Last month we covered “Trusts for Disabled People Explained?” and explored when a Disabled Person’s Trust is the right Trust to consider. In this article we are going to look at a Discretionary Trust in more detail.

As a parent you continue to provide love, guidance and support throughout your child’s life to the day you die. It’s worrying for parents to think about the time when they are not there to support and provide for their child. This can be especially concerning and complicated if you are the parent/carer of a disabled or vulnerable child

Without you a vulnerable or disabled child may struggle to manage their finances, including any means tested benefits and funding they are entitled to, and may not receive the right support.  Any inheritance you leave them could result in valuable benefits and support being lost and may cause your child additional problems when dealing with the inheritance.

Trusts for disabled beneficiaries

Putting a Trust in place can give you peace of mind that the assets (property, savings or investments) you’re leaving behind to benefit your disabled or vulnerable child can be managed appropriately and can be used for their benefit throughout their lifetime.

A Trust ensures that your assets are held by trusted individuals (known as Trustees) for the benefit of a disabled or vulnerable person (known as the beneficiary or beneficiaries).

It is the Trustees who decide how to use the assets for the benefit of the beneficiaries and they are directed by a Trust document and Letter of Wishes; the guidance you provide ahead of time.

What is a Discretionary Trust?

A Discretionary Trust is one where none of the beneficiaries have the right to income and the Trustees have full discretion as to how they pay or apply income and capital for any of the beneficiaries. It’s for the Trustees to decide if, how and when the beneficiaries will benefit.

Discretionary Trusts explained

A Discretionary Trust is a very flexible type of trust as it can be used to benefit more than one person. You can include the beneficiaries you might want to benefit from the funds and this may be your disabled or vulnerable child, as well as other children, grandchildren, wider family and possibly a charity.

The beneficiaries do not have any fixed entitlement to receive money from the Trust, they only have a potential right to receive a benefit if the Trustees decide to do so. Therefore, the Trust and its assets cannot be taken into account when assessing a vulnerable or disabled child’s entitlement to means-tested benefits or Local Authority funding as they do not belong to the individual and that person has no right to benefit.

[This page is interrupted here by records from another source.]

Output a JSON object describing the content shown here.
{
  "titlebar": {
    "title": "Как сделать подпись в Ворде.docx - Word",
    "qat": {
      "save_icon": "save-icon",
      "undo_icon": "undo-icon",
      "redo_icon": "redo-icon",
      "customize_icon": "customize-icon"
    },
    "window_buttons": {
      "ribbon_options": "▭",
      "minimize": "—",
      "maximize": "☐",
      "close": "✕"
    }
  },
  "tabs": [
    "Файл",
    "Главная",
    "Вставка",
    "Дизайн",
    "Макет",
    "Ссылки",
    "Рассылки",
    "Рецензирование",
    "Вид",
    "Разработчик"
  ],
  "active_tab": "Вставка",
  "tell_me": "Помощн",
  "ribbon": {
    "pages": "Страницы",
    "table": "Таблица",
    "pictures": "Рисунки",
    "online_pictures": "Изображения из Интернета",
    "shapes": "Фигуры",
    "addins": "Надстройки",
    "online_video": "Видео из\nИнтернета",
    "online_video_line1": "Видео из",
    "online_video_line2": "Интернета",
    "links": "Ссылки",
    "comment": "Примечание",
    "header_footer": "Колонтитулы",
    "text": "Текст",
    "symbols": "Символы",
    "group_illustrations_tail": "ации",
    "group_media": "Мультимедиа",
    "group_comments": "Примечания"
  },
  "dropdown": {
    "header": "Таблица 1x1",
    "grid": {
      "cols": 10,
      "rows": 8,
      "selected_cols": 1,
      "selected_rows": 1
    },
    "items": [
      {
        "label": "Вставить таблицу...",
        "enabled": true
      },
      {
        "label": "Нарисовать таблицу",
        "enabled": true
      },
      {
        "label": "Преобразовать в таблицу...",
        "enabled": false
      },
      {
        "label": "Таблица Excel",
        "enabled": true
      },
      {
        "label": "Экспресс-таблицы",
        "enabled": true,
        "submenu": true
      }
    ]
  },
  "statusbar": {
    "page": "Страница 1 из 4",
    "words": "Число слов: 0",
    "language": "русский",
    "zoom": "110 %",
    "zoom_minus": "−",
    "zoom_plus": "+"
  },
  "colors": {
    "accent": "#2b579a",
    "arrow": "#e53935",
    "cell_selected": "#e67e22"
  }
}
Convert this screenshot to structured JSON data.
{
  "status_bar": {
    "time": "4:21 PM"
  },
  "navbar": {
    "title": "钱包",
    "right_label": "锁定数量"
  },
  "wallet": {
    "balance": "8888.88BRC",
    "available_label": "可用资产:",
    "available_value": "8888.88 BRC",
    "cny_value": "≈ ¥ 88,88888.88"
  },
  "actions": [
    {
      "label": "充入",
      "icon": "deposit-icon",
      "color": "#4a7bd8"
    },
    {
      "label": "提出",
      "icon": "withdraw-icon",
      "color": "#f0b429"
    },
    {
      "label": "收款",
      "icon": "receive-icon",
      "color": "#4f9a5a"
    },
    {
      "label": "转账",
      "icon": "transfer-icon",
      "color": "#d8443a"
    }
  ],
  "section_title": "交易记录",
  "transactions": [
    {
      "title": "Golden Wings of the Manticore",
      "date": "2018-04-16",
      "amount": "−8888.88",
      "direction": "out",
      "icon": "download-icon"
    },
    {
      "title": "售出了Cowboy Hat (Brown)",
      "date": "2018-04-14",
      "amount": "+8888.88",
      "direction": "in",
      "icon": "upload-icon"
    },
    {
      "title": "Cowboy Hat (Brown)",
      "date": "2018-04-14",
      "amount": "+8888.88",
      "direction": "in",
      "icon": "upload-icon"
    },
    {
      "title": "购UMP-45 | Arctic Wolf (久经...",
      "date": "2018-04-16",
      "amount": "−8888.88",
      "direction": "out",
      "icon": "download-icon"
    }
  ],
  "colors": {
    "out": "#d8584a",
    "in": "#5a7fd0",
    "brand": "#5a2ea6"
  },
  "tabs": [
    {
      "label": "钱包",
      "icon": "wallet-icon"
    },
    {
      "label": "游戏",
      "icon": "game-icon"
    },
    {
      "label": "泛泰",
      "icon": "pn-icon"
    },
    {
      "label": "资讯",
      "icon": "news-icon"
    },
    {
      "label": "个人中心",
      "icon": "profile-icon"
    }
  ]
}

The Trustees can make decisions to meet any changing requirements of the vulnerable or disabled child and use their discretion to advance any amounts of capital or income depending on the needs of the child at different times in their life.

Discretionary Trust – taxation

Whilst a Discretionary Trust is very useful, particularly when considering multiple beneficiaries, the tax treatment is not favourable and needs to be carefully considered.

If the value of the Trust exceeds the Inheritance Tax threshold (currently £325,000) there will be an Inheritance Tax charge when the Trust is created.  There will also be an Inheritance Tax charge every ten years, which some refer to as a discretionary trust 10 year charge, and then whenever a payment is made from the Trust.  The tax rates for Income Tax and Capital Gains Tax are high.

Where a beneficiary is receiving means-tested benefits or support, the Trustees need to be careful how they use the assets. The assets should not be used in a way which endangers any future claim for means-tested benefits or support.

A Discretionary Trust can last for up to 125 years but, it is usually the case that on the death of the disabled or vulnerable child, the Trust is wound up and any assets left are paid to the other beneficiaries of the Trust.

Setting up a Discretionary Trust

Trusts made in your lifetime are known as ‘Lifetime Trusts’, that take effect immediately, whereas Trusts set out in a Will are called ‘Will Trusts’; they come into effect on the death of the person who made the Will. A Discretionary Trust can be set up under the terms of your Will, or by a Trust Deed.  There are a number of reasons why it is a good idea to set up a lifetime Trust but this will depend on your personal circumstances.

Letter of Wishes

The Trust is supported by a Letter of Wishes: your explanation to the Trustees for setting up the Trust and guidance on how the Trust fund should be used.

The Letter is separate, and does not form part of the Will or Trust document, but is kept with a Will or Trust Deed to explain your wishes and give guidance to an individual or group of people. The Letter should also outline how the assets are to be distributed to the other beneficiaries in the event of the death of the disabled or vulnerable beneficiary of the Trust. The Letter will also need to be kept under review, we suggest on an annual basis, given that your wishes and the needs of the disabled or vulnerable child will continually change.